Filippo Neri non voleva che i suoi figli giudicassero le persone dal loro aspetto esteriore ma, vivendo in un mondo di maschere, quale era la Roma del suo tempo, dove ognuno recitava una parte che non era sua, anche lui si metteva addosso una maschera che aveva come obiettivo l’esatto contrario di quanto vedeva praticare dagli altri. Le sue stravaganze erano solo un mascheramento, non il fine ma un mezzo per mettere a tacere la vanità. Il grande dissimulatore seminava dubbi e incertezze che facevano deragliare i saccenti e i vanitosi.

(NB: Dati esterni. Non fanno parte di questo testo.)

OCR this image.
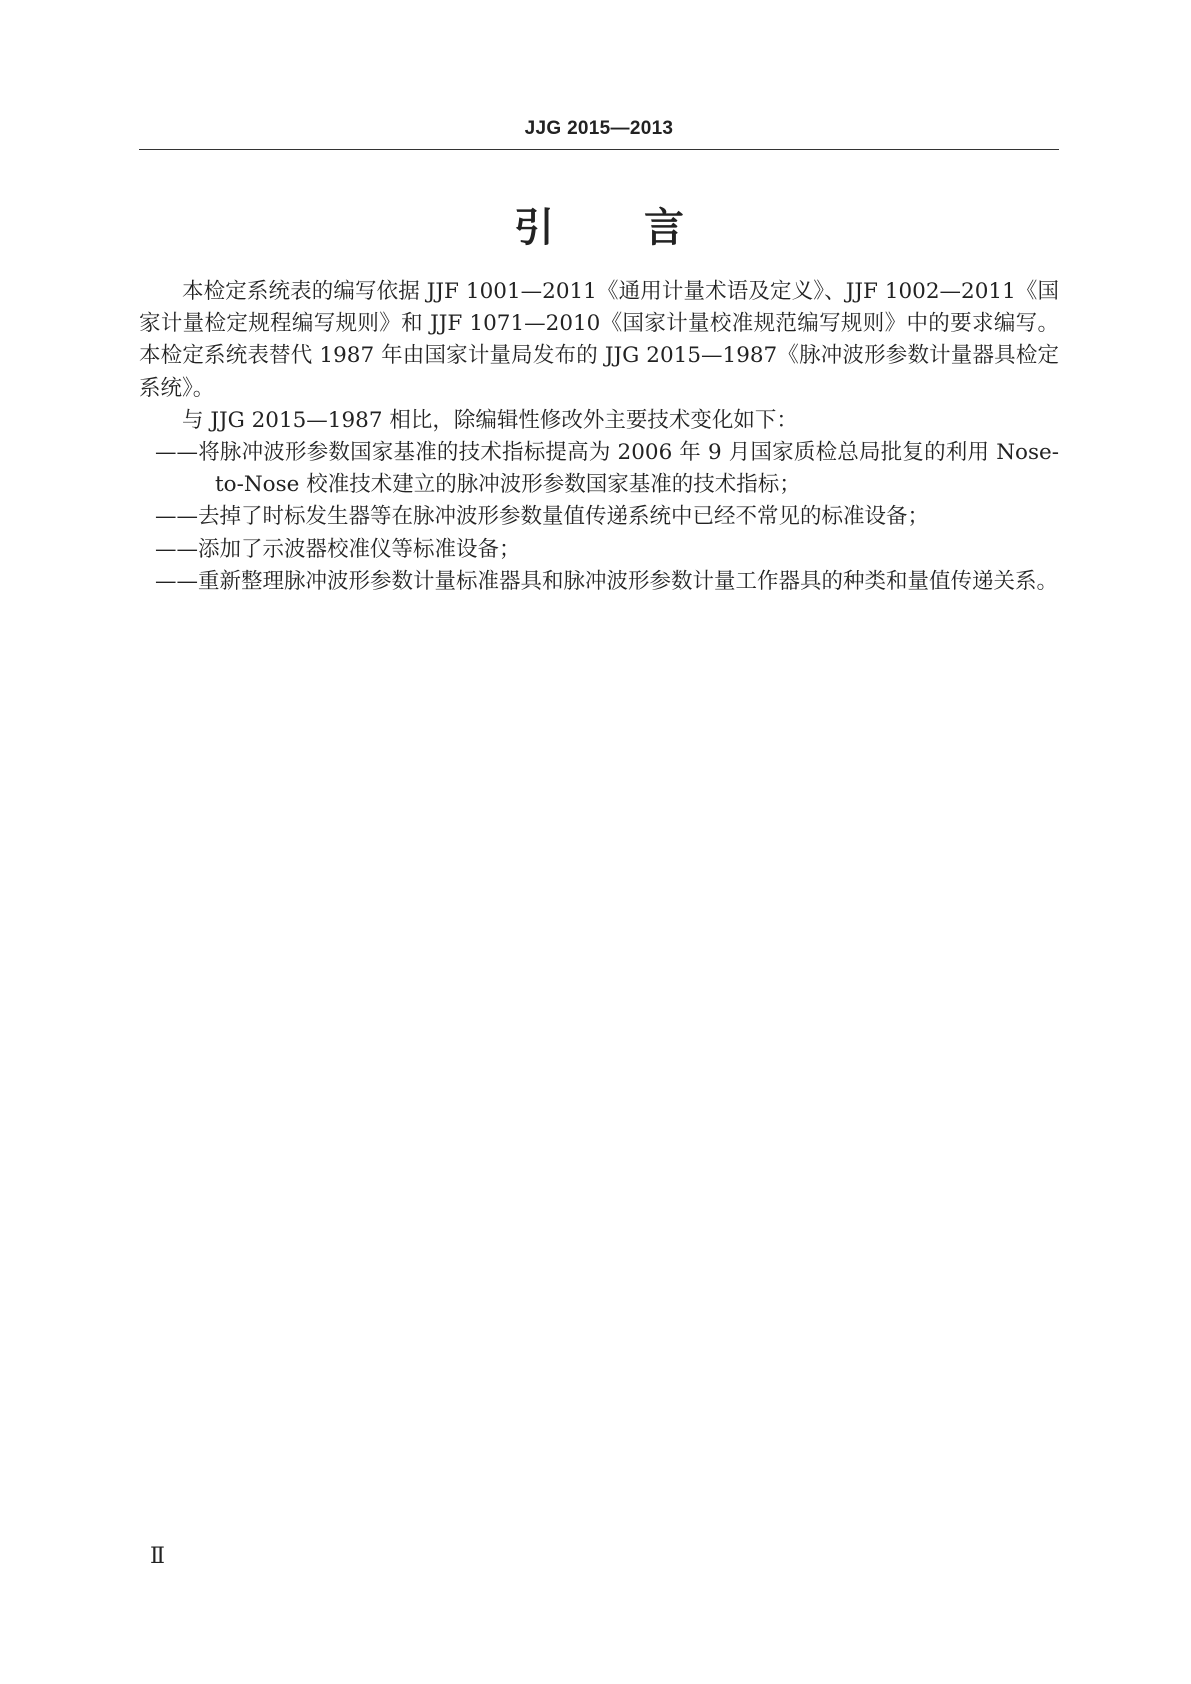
JJG 2015—2013
引 言

本检定系统表的编写依据 JJF 1001—2011《通用计量术语及定义》、JJF 1002—2011《国家计量检定规程编写规则》和 JJF 1071—2010《国家计量校准规范编写规则》中的要求编写。本检定系统表替代 1987 年由国家计量局发布的 JJG 2015—1987《脉冲波形参数计量器具检定系统》。

与 JJG 2015—1987 相比，除编辑性修改外主要技术变化如下：

——将脉冲波形参数国家基准的技术指标提高为 2006 年 9 月国家质检总局批复的利用 Nose-to-Nose 校准技术建立的脉冲波形参数国家基准的技术指标；

——去掉了时标发生器等在脉冲波形参数量值传递系统中已经不常见的标准设备；

——添加了示波器校准仪等标准设备；

——重新整理脉冲波形参数计量标准器具和脉冲波形参数计量工作器具的种类和量值传递关系。

Ⅱ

Il mondo di maschere è anche quello in cui viviamo. Perché non proporre di ascoltare Cirano di Francesco Guccini? Chi vive di vuoto riempito dal nulla, potrebbe trovarvi delle risposte che smascherino la propria vanità. https://www.youtube.com/watch?v=T_wnAnIM3cw. E’ una proposta di chi scrive.

Ea quae rudibus annis imbibimus (capitolo VI).

I figli spirituali di Filippo Neri crescevano sugli esempi del maestro che sapeva coniugare la contemplazione di Dio e l’azione a favore dei fratelli. Era solito ripetere che andare in Paradiso non era cosa facile e che per giungere alla perfezione ci si doveva ammantare della discrezione. Il Filippino doveva essere un ministro della fede ben preparato intellettualmente, diffidente verso gli slanci profetici e visionari, nemico degli atteggiamenti cerimoniosi, uomo dalla parola asciutta e non discorsiva. Il Neri riteneva che la perfezione della vita spirituale poteva e doveva essere raggiunta dal prelato come dal padre di famiglia, dall’artigiano, senza separarsi dal mondo, praticando le virtù elementari della carità, della semplicità e della pazienza. Sono i primi rudimenti che impariamo, di cui siamo imbevuti (imbibimus) fin dai primi anni di vita. Nella spiritualità dei padri Filippini non c’è nessun tratto della Controriforma: tribunali, scomuniche e anatemi. Il padre fondatore pensava che la riforma della Chiesa non doveva portare alla creazione di un clero secolare separato dal popolo ma dal rinnovamento complessivo di tutto il popolo cristiano. In sostanza, mentre nelle chiese evangeliche, l’esperienza religiosa del credente veniva soffocata da limiti imposti dal principe e da leggi imposte da  nuove strutture territoriali confessionali (cuius regio eius et religio. I sudditi seguano la religione del proprio governante), Filippo Neri apriva alla modernità. Allacciava rapporti con tutti, senza mai toccare i dogmi e la pratica sacramentale, senza mai mettere in dubbio l’autorità, riuscì ad attirare a sé le anime come la calamita il ferro. Se Martin Lutero con la sua riforma aveva dato vita ad una nuova teologia, Filippi Neri aveva rivendicato il principio della libertà evangelica, come San Paolo e Erasmo da Rotterdam, rifacendosi alla tradizione cristiana delle origini, senza indulgere mai a forme di religiosità esteriore. Filippo Neri era un profondo conoscitore del filosofo olandese e di tanti testi messi all’indice dal Sant’Ufficio. Anche in questo si dimostra uomo e prete decisamente proteso verso la modernità.

Il libro di Gennaro Cassiani si chiude con una bibliografia sul santo fiorentino veramente vasta che restituisce alla ricerca la complessità e la poliedricità di San Filippo Neri. E’ un testo da leggere attentamente. Alcune pagine sono accompagnate da un apparato di note ben più lunghe e ricche del testo stesso.